How The Petrodollar Quietly Died, And Nobody Noticed

How The Petrodollar Quietly Died, And Nobody Noticed (ZeroHedge, Nov 3, 2014):

The Petrodollar, long serving as the US leverage to encourage and facilitate USD recycling, and a steady reinvestment in US-denominated assets by the Oil exporting nations, and thus a means to steadily increase the nominal price of all USD-priced assets, just drove itself into irrelevance. A consequence of this year’s dramatic drop in oil prices, the shift is likely to cause global market liquidity to fall.  This decline follows years of windfalls for oil exporters such as Russia, Angola, Saudi Arabia and Nigeria. Much of that money found its way into financial markets, helping to boost asset prices and keep the cost of borrowing down, through so-called petrodollar recycling.

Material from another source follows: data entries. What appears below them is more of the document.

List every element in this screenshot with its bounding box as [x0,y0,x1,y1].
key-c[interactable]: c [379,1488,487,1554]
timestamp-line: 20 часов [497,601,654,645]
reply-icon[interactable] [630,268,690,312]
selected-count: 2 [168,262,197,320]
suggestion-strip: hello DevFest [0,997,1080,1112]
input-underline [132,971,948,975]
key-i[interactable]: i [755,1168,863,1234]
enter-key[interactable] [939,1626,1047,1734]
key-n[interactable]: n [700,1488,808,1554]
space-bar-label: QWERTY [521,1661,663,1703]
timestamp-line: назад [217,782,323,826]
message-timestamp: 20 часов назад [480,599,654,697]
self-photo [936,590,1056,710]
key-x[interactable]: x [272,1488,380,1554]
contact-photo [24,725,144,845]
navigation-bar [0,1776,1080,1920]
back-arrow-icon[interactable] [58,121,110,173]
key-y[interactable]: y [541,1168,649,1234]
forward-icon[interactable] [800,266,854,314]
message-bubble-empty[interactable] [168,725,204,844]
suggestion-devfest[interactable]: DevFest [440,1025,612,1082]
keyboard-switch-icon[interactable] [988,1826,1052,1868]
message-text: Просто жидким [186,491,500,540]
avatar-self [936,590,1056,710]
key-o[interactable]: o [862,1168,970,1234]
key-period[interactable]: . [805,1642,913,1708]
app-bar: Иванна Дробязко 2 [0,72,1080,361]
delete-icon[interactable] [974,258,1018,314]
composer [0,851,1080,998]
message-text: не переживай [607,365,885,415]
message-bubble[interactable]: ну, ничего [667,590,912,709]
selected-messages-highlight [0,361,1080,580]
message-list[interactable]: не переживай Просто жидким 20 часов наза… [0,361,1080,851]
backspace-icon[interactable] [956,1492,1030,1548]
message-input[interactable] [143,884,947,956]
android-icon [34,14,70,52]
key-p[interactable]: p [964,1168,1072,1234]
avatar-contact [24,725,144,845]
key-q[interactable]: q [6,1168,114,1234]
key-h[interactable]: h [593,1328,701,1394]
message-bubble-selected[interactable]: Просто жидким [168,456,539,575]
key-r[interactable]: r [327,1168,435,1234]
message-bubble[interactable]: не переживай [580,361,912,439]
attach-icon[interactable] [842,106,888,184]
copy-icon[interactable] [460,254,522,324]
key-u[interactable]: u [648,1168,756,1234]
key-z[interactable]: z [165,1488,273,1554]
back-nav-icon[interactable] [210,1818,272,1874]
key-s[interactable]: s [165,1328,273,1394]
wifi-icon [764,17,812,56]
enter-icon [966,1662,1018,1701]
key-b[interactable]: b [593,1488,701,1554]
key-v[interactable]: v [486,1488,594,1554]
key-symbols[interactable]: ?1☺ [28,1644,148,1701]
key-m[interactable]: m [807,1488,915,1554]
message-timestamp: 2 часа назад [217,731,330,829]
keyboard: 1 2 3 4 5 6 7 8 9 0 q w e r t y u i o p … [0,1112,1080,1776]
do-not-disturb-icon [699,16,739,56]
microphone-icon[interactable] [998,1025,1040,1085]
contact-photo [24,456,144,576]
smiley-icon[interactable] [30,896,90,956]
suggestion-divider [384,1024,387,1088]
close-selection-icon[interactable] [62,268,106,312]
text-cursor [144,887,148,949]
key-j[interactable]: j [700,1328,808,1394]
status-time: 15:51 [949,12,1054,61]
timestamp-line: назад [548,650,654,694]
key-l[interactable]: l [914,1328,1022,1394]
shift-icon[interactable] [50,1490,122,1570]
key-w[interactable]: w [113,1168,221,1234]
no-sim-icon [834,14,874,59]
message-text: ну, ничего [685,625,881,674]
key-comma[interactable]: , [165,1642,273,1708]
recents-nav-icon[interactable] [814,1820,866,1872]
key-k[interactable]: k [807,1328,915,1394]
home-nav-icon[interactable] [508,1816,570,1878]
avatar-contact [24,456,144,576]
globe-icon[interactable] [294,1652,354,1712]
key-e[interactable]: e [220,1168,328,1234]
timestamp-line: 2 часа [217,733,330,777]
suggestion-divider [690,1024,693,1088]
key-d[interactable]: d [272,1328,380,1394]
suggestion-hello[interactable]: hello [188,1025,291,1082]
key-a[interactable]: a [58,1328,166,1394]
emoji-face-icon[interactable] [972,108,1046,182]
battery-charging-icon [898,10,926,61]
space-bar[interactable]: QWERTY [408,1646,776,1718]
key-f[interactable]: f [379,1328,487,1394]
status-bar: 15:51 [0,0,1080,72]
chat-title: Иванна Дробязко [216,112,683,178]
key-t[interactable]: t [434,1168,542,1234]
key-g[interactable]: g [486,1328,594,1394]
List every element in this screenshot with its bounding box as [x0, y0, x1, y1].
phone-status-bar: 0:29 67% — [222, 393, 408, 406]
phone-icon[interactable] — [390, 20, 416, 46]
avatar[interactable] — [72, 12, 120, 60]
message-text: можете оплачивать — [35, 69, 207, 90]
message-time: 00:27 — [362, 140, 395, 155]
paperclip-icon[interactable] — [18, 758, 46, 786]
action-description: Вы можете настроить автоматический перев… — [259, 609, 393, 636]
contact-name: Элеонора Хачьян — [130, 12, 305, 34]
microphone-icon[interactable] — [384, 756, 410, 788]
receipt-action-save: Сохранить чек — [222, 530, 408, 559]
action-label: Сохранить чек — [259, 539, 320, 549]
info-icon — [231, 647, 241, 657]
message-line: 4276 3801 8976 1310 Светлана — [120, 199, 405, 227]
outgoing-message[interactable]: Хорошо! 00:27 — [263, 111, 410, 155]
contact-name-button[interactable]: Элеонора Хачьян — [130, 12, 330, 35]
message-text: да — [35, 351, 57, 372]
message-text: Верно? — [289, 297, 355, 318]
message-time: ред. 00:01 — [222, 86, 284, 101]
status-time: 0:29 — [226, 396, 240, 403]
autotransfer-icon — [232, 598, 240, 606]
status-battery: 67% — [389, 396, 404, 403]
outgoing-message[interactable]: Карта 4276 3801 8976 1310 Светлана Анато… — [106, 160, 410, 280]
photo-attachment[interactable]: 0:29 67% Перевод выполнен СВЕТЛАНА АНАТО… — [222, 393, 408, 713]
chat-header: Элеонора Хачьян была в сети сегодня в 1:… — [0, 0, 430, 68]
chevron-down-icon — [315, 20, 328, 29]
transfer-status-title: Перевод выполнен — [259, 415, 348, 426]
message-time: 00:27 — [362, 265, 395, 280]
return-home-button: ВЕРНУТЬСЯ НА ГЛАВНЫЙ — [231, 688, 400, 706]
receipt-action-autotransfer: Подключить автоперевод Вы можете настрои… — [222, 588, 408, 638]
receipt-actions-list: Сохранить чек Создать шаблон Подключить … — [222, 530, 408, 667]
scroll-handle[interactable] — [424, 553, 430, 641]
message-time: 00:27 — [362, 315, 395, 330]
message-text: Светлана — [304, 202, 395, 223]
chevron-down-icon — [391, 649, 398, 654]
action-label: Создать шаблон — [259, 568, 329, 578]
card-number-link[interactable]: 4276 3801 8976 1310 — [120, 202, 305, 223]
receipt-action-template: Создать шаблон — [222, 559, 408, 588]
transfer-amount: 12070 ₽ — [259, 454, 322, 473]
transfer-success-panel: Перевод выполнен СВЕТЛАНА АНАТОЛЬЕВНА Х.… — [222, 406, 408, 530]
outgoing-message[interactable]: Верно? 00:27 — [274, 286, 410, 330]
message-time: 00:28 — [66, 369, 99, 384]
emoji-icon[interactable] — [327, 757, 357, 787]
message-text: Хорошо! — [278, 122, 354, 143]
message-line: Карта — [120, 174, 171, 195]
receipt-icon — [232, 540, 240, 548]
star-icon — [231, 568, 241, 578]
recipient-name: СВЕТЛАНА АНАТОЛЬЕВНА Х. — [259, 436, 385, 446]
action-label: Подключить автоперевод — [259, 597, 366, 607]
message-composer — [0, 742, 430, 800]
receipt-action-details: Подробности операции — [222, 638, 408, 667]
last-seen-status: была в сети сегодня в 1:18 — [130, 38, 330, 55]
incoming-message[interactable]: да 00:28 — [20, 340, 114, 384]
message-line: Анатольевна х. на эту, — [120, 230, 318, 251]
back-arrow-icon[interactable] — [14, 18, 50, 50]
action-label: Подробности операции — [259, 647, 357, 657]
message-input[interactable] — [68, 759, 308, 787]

But no more: “this year the oil producers will effectively import capital amounting to $7.6 billion.

1 thought on “How The Petrodollar Quietly Died, And Nobody Noticed”

  1. Ironic they have been watching it for two years, I have been for four……..four years this month, when China and Russia adopted Hugo Chavez’s Sucre system that took in members, and allowed member nations to trade with each other using their own currencies, leaving the dollar out. The Sucre was the world’s first electronic currency that translates the value of each member’s currency, making the need for any world reserve currency obsolete. From that date until now, I have watched the demise of the US dollar.
    In January of 2010, the US dollar was used to conclude all international trades. The first break was by Hugo Chavez’s South American Trade Alliance in late Spring of 2010. They were so small, they flew under US radar. Next, in November, 2010, China and Russia set up their own trade alliance with each other, using their own currencies, leaving the dollar out. China went on to recruit Turkey, Iran and other middle eastern nations. Africa, most emerging nations, including South Africa came aboard. Central and South America, India, Japan (although given a pass by the US)…… only 33% use the dollar. That is largely comprised of the EU.
    When EU members break with the system, and go with BRICS or the Eurasian Union, the dollar will collapse.
    Forget the charts, it is self evident.